Simple invocation will show what's not running while it should be:
root@damnation:~# systemd-dashboard
smartd.service
systemd-readahead-replay.service
apache.service
Adding "-s" flag will show what happened there in more detail (by the grace of "systemctl status" command):
root@damnation:~# systemd-dashboard -s
smartd.service - smartd
Loaded: loaded (/lib64/systemd/system/smartd.service)
Active: failed since Sun, 27 Feb 2011 11:44:05 +0500; 2s ago
Process: 16322 ExecStart=/usr/sbin/smartd --no-fork --capabilities (code=killed, signal=KILL)
CGroup: name=systemd:/system/smartd.service
systemd-readahead-replay.service - Replay Read-Ahead Data
Loaded: loaded (/lib64/systemd/system/systemd-readahead-replay.service)
Active: inactive (dead)
CGroup: name=systemd:/system/systemd-readahead-replay.service
apache.service - apache2
Loaded: loaded (/lib64/systemd/system/apache.service)
Active: inactive (dead) since Sun, 27 Feb 2011 11:42:34 +0500; 51s ago
Process: 16281 ExecStop=/usr/bin/apachectl -k stop (code=exited, status=0/SUCCESS)
Main PID: 5664 (code=exited, status=0/SUCCESS)

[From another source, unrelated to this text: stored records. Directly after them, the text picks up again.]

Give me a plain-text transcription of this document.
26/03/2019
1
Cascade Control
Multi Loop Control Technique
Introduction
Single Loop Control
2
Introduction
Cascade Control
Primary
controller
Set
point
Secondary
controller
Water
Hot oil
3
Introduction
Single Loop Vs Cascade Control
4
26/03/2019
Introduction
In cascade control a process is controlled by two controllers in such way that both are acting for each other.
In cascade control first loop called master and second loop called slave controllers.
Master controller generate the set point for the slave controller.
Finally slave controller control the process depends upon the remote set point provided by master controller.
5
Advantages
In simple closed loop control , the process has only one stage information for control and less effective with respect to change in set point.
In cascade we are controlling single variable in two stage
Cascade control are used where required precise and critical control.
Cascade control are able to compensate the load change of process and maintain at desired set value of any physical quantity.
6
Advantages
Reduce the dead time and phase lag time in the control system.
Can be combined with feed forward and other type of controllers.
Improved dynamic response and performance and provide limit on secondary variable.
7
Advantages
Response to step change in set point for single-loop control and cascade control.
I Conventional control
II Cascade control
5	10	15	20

CGroup: name=systemd:/system/apache.service
Would you've noticed that readahead fails on a remote machine because the kernel is missing fanotify and the service apparently thinks "it's okay not to start" in this case? What about smartd you've killed a while ago and forgot to restart?
And you can check if you forgot to enable something with "-n" flag, which will show all the running stuff that was not explicitly enabled.
Code is under a hundred lines of python with the only dep of dbus-python package. You can grab the initial (probably not updated much, although it's probably finished as it is) version from here or a maintained version from fgtk repo (yes, there's an anonymous login form to pass).
If someone will also find the thing useful, I'd appreciate if you'll raise awareness to the issue within systemd project - I'd rather like to see such functionality in the main package, not hacked-up on ad-hoc basis around it.
Update (+20d): issue was noticed and will probably be addressed in systemd. Yay!